Kudeta terjadi di Thailand empat tahun lalu. Militer mengambil alih kekuasaan dari tangan pemerin- tahan sipil yang dipimpin PM Yingluck Shinawatra.
Dengan alasan untuk mengatasi krisis politik yang berlangsung berlarut-larut, kekuatan militer yang dipimpin Jenderal Prayuth Chan-ocha pada 22 Mei 2014 mengakhiri pemerintahan Yingluck. Sejak itu, berkali-kali Prayuth menjanjikan penyelenggaraan pemilu, tetapi selalu tidak ditepati. Alhasil, hingga masa empat tahun setelah kudeta itu berlangsung, pemilu yang bebas, jujur, dan adil, tak kunjung digelar.

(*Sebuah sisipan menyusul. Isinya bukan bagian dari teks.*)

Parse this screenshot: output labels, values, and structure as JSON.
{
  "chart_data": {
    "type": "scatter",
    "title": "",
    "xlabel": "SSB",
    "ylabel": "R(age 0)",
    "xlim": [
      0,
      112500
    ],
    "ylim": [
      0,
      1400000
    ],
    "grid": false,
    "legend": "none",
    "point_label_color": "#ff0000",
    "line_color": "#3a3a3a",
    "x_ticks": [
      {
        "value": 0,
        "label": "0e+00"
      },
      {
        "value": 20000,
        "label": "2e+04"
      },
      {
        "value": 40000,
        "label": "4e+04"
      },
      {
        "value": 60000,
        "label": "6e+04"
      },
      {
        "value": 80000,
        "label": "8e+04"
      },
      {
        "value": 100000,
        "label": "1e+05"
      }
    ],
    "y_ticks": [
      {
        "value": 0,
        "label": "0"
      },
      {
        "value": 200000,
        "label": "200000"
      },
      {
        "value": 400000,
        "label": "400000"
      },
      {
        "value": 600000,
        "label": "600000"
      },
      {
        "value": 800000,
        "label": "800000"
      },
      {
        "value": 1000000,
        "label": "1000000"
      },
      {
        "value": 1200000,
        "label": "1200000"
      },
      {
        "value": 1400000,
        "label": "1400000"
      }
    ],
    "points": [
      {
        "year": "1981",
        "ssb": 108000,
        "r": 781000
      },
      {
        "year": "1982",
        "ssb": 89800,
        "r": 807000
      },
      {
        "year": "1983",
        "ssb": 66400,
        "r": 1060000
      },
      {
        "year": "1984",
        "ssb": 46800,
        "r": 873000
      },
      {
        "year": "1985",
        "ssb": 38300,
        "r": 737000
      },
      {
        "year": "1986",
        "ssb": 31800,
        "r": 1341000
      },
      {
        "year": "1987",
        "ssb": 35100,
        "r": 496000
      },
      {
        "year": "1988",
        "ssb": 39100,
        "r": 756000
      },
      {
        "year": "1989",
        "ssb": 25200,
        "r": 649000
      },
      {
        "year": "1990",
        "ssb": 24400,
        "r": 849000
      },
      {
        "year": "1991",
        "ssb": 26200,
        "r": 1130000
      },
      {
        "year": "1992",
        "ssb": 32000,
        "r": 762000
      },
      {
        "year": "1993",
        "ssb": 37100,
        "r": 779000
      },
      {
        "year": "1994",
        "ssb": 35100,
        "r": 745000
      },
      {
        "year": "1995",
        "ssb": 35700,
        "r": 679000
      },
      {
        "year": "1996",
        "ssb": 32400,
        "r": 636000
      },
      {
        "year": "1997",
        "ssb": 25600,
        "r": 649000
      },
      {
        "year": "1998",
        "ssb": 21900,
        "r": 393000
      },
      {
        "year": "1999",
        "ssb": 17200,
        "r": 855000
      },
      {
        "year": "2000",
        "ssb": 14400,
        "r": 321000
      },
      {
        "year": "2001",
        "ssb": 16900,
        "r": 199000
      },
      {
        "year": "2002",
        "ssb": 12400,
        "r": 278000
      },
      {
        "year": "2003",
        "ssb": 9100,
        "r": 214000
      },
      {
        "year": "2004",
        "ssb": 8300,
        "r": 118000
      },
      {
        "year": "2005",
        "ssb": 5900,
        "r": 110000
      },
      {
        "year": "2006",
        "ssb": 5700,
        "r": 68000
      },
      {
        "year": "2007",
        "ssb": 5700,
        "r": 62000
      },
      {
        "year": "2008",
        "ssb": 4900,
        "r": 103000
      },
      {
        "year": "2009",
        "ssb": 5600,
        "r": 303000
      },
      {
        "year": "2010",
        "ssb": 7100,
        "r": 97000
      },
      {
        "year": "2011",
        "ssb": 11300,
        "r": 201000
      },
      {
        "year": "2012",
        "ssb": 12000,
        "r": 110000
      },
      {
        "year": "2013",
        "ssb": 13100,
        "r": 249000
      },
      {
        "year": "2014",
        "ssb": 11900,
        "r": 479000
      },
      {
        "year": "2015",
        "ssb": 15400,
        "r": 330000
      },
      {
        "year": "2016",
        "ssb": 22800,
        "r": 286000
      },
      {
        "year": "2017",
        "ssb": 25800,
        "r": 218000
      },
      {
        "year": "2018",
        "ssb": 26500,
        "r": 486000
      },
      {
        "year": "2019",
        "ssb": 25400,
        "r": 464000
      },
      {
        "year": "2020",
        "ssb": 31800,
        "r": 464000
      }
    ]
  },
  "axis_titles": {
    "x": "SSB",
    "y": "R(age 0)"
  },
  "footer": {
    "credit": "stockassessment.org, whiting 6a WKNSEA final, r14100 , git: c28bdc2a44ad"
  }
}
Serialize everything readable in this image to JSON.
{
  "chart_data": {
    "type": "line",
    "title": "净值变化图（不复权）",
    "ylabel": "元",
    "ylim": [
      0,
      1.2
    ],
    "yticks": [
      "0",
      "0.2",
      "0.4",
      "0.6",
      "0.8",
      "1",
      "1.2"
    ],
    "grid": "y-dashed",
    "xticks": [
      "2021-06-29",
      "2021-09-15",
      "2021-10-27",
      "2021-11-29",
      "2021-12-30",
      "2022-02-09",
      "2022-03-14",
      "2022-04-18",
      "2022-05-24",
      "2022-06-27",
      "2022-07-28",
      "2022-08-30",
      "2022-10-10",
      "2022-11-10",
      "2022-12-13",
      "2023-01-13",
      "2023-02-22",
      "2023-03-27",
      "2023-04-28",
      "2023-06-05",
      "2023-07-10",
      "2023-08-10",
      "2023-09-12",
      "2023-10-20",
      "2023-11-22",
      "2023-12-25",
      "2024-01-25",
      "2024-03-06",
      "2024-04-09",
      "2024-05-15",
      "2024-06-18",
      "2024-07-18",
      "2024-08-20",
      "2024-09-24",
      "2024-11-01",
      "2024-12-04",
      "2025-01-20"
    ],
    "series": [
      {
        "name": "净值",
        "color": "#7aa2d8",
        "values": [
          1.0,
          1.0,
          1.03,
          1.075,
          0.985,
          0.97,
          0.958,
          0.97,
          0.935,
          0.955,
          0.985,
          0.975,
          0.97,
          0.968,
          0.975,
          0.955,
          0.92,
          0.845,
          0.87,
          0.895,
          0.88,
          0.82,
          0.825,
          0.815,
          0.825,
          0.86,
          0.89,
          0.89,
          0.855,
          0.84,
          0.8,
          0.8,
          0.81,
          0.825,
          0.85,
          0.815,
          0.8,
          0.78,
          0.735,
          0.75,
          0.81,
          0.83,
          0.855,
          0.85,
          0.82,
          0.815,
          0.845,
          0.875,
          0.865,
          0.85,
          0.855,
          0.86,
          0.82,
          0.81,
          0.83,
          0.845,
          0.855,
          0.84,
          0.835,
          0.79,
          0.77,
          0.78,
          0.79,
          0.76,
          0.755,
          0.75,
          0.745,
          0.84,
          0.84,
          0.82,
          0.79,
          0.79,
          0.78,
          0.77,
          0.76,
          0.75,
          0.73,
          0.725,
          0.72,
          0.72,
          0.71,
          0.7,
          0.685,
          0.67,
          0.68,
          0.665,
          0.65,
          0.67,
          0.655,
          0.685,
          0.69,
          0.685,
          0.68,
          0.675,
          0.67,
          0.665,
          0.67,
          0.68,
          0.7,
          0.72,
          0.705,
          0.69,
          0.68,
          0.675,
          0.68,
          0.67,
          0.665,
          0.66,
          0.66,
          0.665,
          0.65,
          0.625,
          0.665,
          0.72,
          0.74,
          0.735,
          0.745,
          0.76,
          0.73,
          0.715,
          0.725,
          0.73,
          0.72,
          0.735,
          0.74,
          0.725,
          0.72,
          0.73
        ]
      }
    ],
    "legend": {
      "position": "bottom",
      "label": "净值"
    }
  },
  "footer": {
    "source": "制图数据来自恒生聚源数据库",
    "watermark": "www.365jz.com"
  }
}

Diberitakan oleh harian ini pada Selasa (22/5/2018), demonstrasi berlangsung di Bangkok. Selain untuk memperingati kudeta, warga mendesak agar pemilu diadakan tahun ini karena tidak percaya dengan Prayuth yang menjanjikan untuk menggelar pemilu pada tahun depan. Janji-janji yang tidak ditepati sebelumnya oleh junta membuat masyarakat mendesak supaya pemilu diadakan secepat mungkin, yakni pada 2018.
Apa yang terjadi di Thailand sungguh kontras dengan apa yang baru saja berlangsung di Malaysia. Dalam pemungutan suara pada 9 Mei lalu, rakyat Malaysia memutuskan untuk mengakhiri masa kekuasaan Barisan Nasional, koalisi yang berkuasa di negara itu sejak Malaysia merdeka pada 1957.
Peralihan kekuasaan yang mengejutkan ini berjalan damai, tanpa kekerasan, tanpa kerusuhan. Tidak ada huru-hara di jalanan, tidak ada aksi pembakaran toko, rumah, atau gedung. Najib Razak yang sebelum pemungutan suara menjabat perdana menteri dan sangat berkuasa akhirnya kehilangan semua kekuasaannya. Menjadi warga biasa, ia kini menghadapi ancaman dituntut dalam kasus dugaan megakorupsi.
Apa yang terjadi di Malaysia mengingatkan kembali betapa dengan segenap keterbatasannya, demokrasi tetap merupakan sarana yang memadai untuk mengontrol kekuasaan. Menempatkan suara rakyat sebagai sokoguru, demokrasi memastikan sirkulasi penguasa terjadi secara reguler sehingga tidak ada kekuatan yang merasa berada di atas hukum, di atas negara.
Aspirasi itu tampaknya tidak hilang di dalam masyarakat Thailand. Hingga tahun keempat kudeta, rakyat Thailand tetap menginginkan agar diadakan pemilu yang bebas dan jujur. Hanya dengan cara itu, mereka dapat menentukan kelompok mana yang memegang kekuasaan pemerintahan.
Sayangnya, "tradisi" kudeta di Thailand memang tergolong kuat. Kudeta demi kudeta terjadi di negara itu sejak 1932. Konflik di antara kekuatan-kekuatan yang mendominasi lanskap politik di negara penganut monarki konstitusional itu sering kali ditentukan oleh kekuatan militer.